The Folly Theater is such a charming, wonderful place. It was built in the first part of the last century and in those early decades hosted the best entertainers and shows on the circuit. Later it saw some really raunchy X-rated days in the middle of the century when classy places had left that part of downtown, and the pictures of it then look like it was really sad for what people had let it become. When people in the 60s or 70s wanted to put it out of its misery, I’m so glad somebody had the chuzpah to put down their foot and say, “No, I won’t let you destroy this place of history and quality!” I’m glad that at some point people of culture came to their senses and realized that destroying the old to bring in the new wasn’t all of the equasion for a healthy society. That we stand on the shoulders of the ones before us. That newness is shallow and incomplete without the the foundation of the old. That you can’t develop a better future without knowing and understanding the past.

Jordi Savall’s concert on the music of Don Quixote last weekend was breathtaking!
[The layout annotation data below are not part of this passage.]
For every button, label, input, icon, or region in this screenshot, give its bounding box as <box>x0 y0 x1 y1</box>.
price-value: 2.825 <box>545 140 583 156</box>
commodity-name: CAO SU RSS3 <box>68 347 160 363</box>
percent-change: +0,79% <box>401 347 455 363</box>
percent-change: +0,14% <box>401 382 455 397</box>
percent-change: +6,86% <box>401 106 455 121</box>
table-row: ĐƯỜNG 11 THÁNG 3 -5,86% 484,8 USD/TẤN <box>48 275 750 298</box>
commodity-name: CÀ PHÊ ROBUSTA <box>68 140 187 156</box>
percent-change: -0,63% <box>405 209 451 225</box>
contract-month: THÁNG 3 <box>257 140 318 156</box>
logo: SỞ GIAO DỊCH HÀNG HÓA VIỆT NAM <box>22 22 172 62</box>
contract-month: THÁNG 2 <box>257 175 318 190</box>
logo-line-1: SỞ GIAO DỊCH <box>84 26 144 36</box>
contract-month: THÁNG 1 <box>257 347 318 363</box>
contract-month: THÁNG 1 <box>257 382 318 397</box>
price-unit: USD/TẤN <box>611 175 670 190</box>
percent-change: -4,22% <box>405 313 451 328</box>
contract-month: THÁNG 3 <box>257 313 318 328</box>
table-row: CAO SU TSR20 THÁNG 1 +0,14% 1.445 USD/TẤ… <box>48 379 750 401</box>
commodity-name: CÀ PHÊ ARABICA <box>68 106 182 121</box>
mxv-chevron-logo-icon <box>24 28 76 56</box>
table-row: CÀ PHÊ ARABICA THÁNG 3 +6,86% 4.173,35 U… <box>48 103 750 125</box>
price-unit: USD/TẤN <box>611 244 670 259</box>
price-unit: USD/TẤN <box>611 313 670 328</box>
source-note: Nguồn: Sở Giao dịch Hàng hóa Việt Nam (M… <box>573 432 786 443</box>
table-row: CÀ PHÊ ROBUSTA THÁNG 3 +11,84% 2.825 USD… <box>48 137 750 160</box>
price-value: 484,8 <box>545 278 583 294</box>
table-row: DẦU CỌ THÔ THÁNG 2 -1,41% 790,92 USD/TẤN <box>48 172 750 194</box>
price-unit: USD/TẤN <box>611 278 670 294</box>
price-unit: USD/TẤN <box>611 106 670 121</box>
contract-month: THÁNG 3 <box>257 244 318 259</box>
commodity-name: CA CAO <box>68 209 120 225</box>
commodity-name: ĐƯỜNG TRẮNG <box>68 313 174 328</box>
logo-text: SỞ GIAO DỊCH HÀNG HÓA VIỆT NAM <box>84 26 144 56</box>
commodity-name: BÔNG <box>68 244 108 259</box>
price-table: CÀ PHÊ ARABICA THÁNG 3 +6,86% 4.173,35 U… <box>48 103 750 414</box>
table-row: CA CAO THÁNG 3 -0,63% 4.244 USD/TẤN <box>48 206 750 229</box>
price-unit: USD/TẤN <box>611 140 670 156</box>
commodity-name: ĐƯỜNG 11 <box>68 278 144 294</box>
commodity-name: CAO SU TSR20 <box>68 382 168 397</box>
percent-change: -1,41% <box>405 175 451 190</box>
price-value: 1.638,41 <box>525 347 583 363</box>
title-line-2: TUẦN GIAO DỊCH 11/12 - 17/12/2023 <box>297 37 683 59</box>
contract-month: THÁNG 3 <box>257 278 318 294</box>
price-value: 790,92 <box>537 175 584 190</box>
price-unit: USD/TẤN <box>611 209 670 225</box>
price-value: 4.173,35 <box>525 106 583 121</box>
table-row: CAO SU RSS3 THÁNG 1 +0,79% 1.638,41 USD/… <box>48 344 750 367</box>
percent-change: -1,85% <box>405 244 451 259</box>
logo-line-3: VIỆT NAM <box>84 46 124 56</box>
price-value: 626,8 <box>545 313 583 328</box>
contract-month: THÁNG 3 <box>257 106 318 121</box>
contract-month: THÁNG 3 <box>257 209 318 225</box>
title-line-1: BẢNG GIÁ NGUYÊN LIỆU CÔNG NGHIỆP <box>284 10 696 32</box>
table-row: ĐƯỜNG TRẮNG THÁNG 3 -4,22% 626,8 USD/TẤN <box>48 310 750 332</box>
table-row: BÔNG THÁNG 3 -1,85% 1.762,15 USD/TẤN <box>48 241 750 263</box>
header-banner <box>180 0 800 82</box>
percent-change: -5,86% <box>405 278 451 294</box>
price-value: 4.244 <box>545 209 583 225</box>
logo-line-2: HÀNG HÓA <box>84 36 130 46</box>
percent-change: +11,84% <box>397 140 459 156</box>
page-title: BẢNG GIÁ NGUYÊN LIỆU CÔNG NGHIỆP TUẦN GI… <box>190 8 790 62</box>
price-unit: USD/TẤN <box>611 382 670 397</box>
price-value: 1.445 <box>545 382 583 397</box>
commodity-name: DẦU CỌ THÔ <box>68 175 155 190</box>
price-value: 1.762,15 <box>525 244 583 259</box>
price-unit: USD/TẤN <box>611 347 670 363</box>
I love that there are scholar-musicians in our time that have the knowledge, interest, and skill to reconstruct the music, instruments, and techniques of their ancestors, bringing back to life (as closely as one can without recordings of the actual music) the experience of musicians and listeners from centuries ago. Last Friday we heard Renaissance Spanish music played by period instruments and interspersed with narrative from the 17th century text of the novel by Cervantes. This was a “bringing back to life” moment of people long-dead, but whose culture and society lives on in the people who played for us.

Next week we’ll experience Croatian musicians presenting the music and scholarship of their ancestors in medieval Croatian music and texts. In February, the spell-binding storytelling of the Old English text, Beowulf, will come to Kansas City. And although this all comes to us through the centuries from lands afar and people very long since dead, those heritages of culture and the sense of who those people were directly affect the mixing pot that is our country today and the direct connectedness that is our world today.